I was unsure at first, but now I am squarely in the latter category. The humor in “Fury of the Gods” is much of the same, only more, but the stakes are more keenly felt in this one.

The action in the first “Shazam!” was largely confined to one carnival. While that worked for the film’s small-scale feel in comparison to other DCEU installments, increasing the area affected by the destruction to the entire city heightened the stakes considerably. And there was no indication that the Daughters of Atlas would stop there, either.

The one thing that was lacking in the first “Shazam!” was its villain. Dr. Sivana was largely a textbook superhero antagonist – same powers as the hero, only he uses them for evil.

“Fury of the Gods” instantly establishes the Daughters of Atlas as more formidable villains by including a horrifying dark fantasy scene that seems like a requisite for the “Shazam!” films. While having multiple villains can result in divided focus, each of the Daughters has different powers, which keeps them from being too repetitive in a movie where all the heroes have the same abilities.

The earth bending and monster manipulation powers of Helen Mirren’s Hespera and Lucy Liu’s Kalypso are nothing we haven’t seen before, but Rachel Zegler’s Anthea is an instant highlight with her axis manipulation powers, rotating entire cityscapes with ease.

The one thing that I didn’t get with regards to the villains of “Fury of the Gods” was the fact that they went with the Daughters of Atlas for this movie, when the post-credits scene in “Shazam!” clearly teased the return of Dr. Sivana with telepathic ally Mister Mind. The film doesn’t even attempt to answer this, instead giving us another stinger with them that raises the question once again.

The first “Shazam!” succeeded largely because it refused to be bogged down by the seriousness that often plagues superhero origin stories. Zachary Levi and Jack Dylan Grazer had razor-sharp comedic timing and bounced off of each other really well, and both are still in peak form here. Grazer actually has a new scene partner for most of the film in the form of Djimon Hounsou’s titular wizard, who actually has a role this time beyond appearing in one scene and disintegrating into a pile of ash.

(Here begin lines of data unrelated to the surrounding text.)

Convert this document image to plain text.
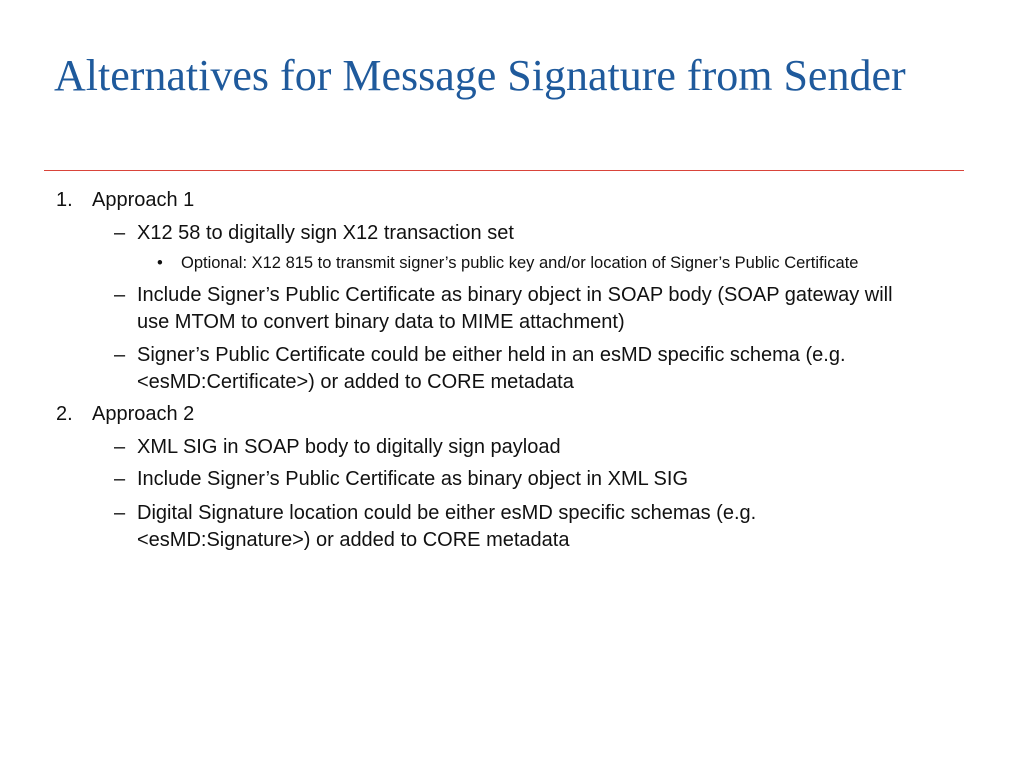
Alternatives for Message Signature from Sender
1. Approach 1
– X12 58 to digitally sign X12 transaction set
• Optional: X12 815 to transmit signer’s public key and/or location of Signer’s Public Certificate
– Include Signer’s Public Certificate as binary object in SOAP body (SOAP gateway will
use MTOM to convert binary data to MIME attachment)
– Signer’s Public Certificate could be either held in an esMD specific schema (e.g.
<esMD:Certificate>) or added to CORE metadata
2. Approach 2
– XML SIG in SOAP body to digitally sign payload
– Include Signer’s Public Certificate as binary object in XML SIG
– Digital Signature location could be either esMD specific schemas (e.g.
<esMD:Signature>) or added to CORE metadata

“Fury of the Gods” also continues the self-awareness that was such a fun part of the first film, with one sequence making fun of Levi’s Shazam seemingly lacking the wisdom granted to him by the first ‘S’ of the titular word. The most hilarious scene, though, would have to be Hespera reading the letter that Shazam voice-dictated to sentient pen Steve (yes, you read that right). Mirren’s straight-faced delivery had me dying.

While it is quite campy at times, much like the first film, “Fury of the Gods” never skimps when it comes to the heart. Billy Batson, the boy behind the Shazam suit, still has mommy issues, which is a refreshing change of pace from the daddy issues of most superhero stories. This makes it all the more powerful when he finally calls his adoptive mother, Rosa Vásquez, “Mom” near the film’s climax.

Batson’s relationship with adoptive brother Freddy Freeman (Grazer) is also continued here, with Batson’s apparent death causing Freeman to break his usual self-confident façade. The film also expands a bit on Batson’s relationship with adoptive sister Mary Bromfield (Grace Currey), which I thought they could’ve done more of.

As this is a superhero movie, I feel obliged to talk about cameos. There are three of them in “Fury of the Gods,” and unlike in the first film, we get to see their heads this time. One of them in particular is quite important to the plot, even.

Overall, “Shazam! Fury of the Gods” is supremely fun. While I realize that we might never see these characters again, that shouldn’t be a factor. It’s an entertaining movie, and that’s all that matters.